Page last updated at 19:09 GMT, Saturday, 18 April 2009 20:09 UK

Case tests Obama's Iran agenda

By Jon Leyne
BBC News, Tehran

It started with a young woman arrested for allegedly buying a bottle of wine.

Roxana Saberi filming in Iran (2003)
Roxana Saberi had worked as a journalist in Iran

Now the case of Roxana Saberi could become the first big test of relations between Iran and the new administration of President Barack Obama.

For nearly three months, Ms Saberi has been held in Evin prison, Tehran.

It soon became clear the bottle of wine was only a pretext. She was accused of operating as a journalist without a valid press pass.

Then, in a space of barely 10 days, she was charged with the much more serious offence of spying, tried and sentenced to eight years in prison.

It is a tough sentence, even on such a grave allegation.
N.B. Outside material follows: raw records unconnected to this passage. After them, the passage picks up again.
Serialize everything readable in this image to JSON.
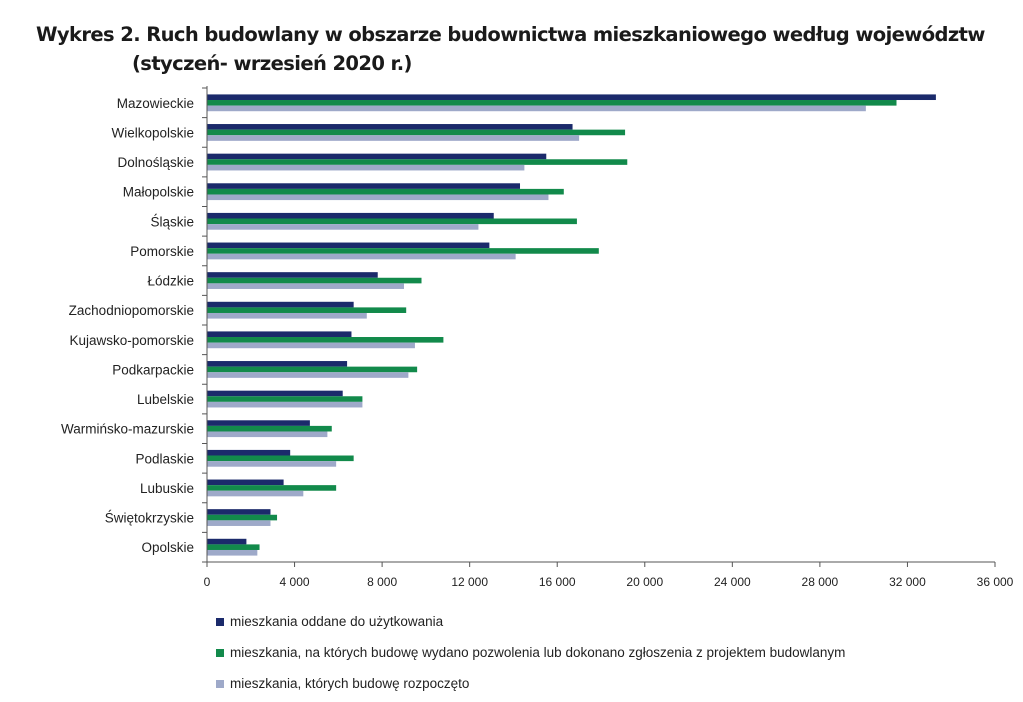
{
  "title": {
    "line1": "Wykres 2. Ruch budowlany w obszarze budownictwa mieszkaniowego według województw",
    "line2": "(styczeń- wrzesień 2020 r.)"
  },
  "colors": {
    "oddane": "#1b2a6b",
    "pozwolenia": "#128a4b",
    "rozpoczete": "#9ea9c9",
    "axis": "#555555"
  },
  "chart_data": {
    "type": "bar",
    "orientation": "horizontal",
    "title": "Wykres 2. Ruch budowlany w obszarze budownictwa mieszkaniowego według województw (styczeń- wrzesień 2020 r.)",
    "categories": [
      "Mazowieckie",
      "Wielkopolskie",
      "Dolnośląskie",
      "Małopolskie",
      "Śląskie",
      "Pomorskie",
      "Łódzkie",
      "Zachodniopomorskie",
      "Kujawsko-pomorskie",
      "Podkarpackie",
      "Lubelskie",
      "Warmińsko-mazurskie",
      "Podlaskie",
      "Lubuskie",
      "Świętokrzyskie",
      "Opolskie"
    ],
    "series": [
      {
        "name": "mieszkania oddane do użytkowania",
        "color_key": "oddane",
        "values": [
          33300,
          16700,
          15500,
          14300,
          13100,
          12900,
          7800,
          6700,
          6600,
          6400,
          6200,
          4700,
          3800,
          3500,
          2900,
          1800
        ]
      },
      {
        "name": "mieszkania, na których budowę wydano pozwolenia lub dokonano zgłoszenia z projektem budowlanym",
        "color_key": "pozwolenia",
        "values": [
          31500,
          19100,
          19200,
          16300,
          16900,
          17900,
          9800,
          9100,
          10800,
          9600,
          7100,
          5700,
          6700,
          5900,
          3200,
          2400
        ]
      },
      {
        "name": "mieszkania, których budowę rozpoczęto",
        "color_key": "rozpoczete",
        "values": [
          30100,
          17000,
          14500,
          15600,
          12400,
          14100,
          9000,
          7300,
          9500,
          9200,
          7100,
          5500,
          5900,
          4400,
          2900,
          2300
        ]
      }
    ],
    "xlim": [
      0,
      36000
    ],
    "xticks": [
      0,
      4000,
      8000,
      12000,
      16000,
      20000,
      24000,
      28000,
      32000,
      36000
    ],
    "xtick_labels": [
      "0",
      "4 000",
      "8 000",
      "12 000",
      "16 000",
      "20 000",
      "24 000",
      "28 000",
      "32 000",
      "36 000"
    ],
    "xlabel": "",
    "ylabel": "",
    "legend_position": "bottom"
  }
}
The evidence has never been published, the trial was held in secret and her father claims she was tricked into making a false confession.

Suspicions raised

It all raises deep suspicions over whether this case has been hijacked by hardliners within the Iranian government, eager to sabotage any reconciliation with the United States.

Ever since President Obama started reaching out to the government of President Ahmadinejad, it has been clear that the government here is sceptical of his intentions, and confused about how to respond.

The Supreme Leader, Ayatollah Khamenei, has suggested there is no difference between President Obama and his predecessor, George W Bush. Sometimes it seems as if the government here pines for the certainties of the Bush era.

In one recent demonstration, government approved protesters chanted "Death to Obama" for the first time.

Ayatollah Khamenei
Ayatollah Khamenei suggests there is no real change in US leadership

The confusion is understandable.

Here they chant "Death to America" on state occasions, just as one might repeat God save the Queen, Vive la France or God Bless America.

But if Roxana Saberi's sentence is a political manoeuvre, it could be more complicated than simply an attempt to sabotage new talks.

Already through this case the Iranians have moved the agenda from the nuclear programme that the United States would like to focus on.

They have a bargaining chip to use in talks, perhaps to use as they press for the release of Iranians still held in Iraq.

Or perhaps the Iranians are preparing for a show of mercy, ready to dispatch Roxana Saberi back to the United States.

But for the moment this case is moving Iran and the United States back into conflict, before reconciliation even had a chance to begin.